Personal musings. Views are my own.

You're an idiot

I was listening to a morning show on some sports radio station on the way to the train station this morning (couldn’t tell you WHICH station, cause the little clock/radio-station-lighted-thingy on my dash went out). And some chick on there was talking about how Young Buck got a warrant put out for his arrest cause he stabbed some guy who tried to punch Dr. Dre in the face at the AMA’s or something (uh, sports radio?). Drama, drama, drama. Anyway, the point is the regular DJ started going off saying ‘when did it become cool to not use your real name?’ Referring to ‘Young Buck’ being an artist obviously not performing by his real name. They were ranting about it being an ‘urban thing,’ and speculating different ideas of when it all started and whatnot. I just wanted to call the DJ and say ‘you’re an idiot.’

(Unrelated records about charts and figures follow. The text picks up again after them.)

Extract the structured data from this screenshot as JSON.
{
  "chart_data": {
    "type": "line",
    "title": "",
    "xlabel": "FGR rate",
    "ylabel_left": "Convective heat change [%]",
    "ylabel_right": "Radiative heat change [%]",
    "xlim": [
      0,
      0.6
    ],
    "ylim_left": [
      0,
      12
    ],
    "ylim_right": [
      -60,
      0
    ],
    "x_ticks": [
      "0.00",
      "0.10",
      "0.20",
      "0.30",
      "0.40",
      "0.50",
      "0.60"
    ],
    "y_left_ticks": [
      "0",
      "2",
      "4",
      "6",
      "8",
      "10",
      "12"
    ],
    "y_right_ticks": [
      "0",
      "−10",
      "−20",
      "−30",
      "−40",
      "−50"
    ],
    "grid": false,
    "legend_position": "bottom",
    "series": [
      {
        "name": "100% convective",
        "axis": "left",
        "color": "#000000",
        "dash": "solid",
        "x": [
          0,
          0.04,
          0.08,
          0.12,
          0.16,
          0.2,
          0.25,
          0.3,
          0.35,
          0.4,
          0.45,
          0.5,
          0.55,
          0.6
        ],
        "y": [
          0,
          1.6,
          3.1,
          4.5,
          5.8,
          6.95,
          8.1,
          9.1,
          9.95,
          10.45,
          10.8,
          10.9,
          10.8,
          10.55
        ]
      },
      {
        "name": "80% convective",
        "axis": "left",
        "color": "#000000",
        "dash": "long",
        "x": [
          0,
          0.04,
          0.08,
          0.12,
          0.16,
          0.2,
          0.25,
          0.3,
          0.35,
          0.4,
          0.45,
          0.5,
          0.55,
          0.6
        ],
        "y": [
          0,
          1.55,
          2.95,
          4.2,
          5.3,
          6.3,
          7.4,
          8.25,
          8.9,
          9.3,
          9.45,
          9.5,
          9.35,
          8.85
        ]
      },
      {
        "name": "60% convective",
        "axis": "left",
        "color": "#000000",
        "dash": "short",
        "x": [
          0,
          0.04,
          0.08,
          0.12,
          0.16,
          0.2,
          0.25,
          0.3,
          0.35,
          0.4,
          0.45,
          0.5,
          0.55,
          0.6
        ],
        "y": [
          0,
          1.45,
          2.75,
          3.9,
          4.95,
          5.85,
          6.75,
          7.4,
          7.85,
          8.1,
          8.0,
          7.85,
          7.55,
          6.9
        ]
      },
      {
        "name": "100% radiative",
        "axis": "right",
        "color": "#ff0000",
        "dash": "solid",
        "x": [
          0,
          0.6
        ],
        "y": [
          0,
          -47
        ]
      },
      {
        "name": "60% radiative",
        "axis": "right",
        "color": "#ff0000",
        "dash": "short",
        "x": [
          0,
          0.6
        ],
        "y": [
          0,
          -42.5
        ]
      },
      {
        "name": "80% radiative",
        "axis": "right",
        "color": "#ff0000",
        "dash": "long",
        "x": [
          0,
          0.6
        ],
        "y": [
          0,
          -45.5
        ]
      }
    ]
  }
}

The whole concept of not performing under your real name started with the INCEPTION OF RADIO in the 1940s. The media format that the DJ was currently broadcasting under. When radio first started, just like digital music, record labels went in an uproar. Their issue was that a musician’s job at the time was primarily to perform live. There was no concept at all of a ‘recording artist’ at the time. So if a listener or a fan could hear a musician’s songs over the radio, WITHOUT paying to see them live, why would they bother anymore? The way the record labels saw it, every time a song was played over the radio, that was money directly out of their pockets.

Radio stations needed musicians to work with them though. You know the little local promos you hear with music in the background? It’s gotta come from somewhere. The primary way to get music back in the day would have been to hire a live orchestra to sit in the studio and play live during these little promo spots. But radio stations didn’t have the kind of money to throw down for a live orchestra, so they turned to new recording technology. Most of the time it came from popular musicians of the time, they wanted to do it cause the money was good, but couldn’t because of the contracts with their record companies not allowing them to work with radio at all. So the resolution? Artists started working with radio station under alias names. Thus, the trend Young Buck still purports to this day.

That was in the early 40s. It wasn’t an ‘urban’ thing—whatever the hell that means. It was a freaking RADIO thing. Know your history, dude.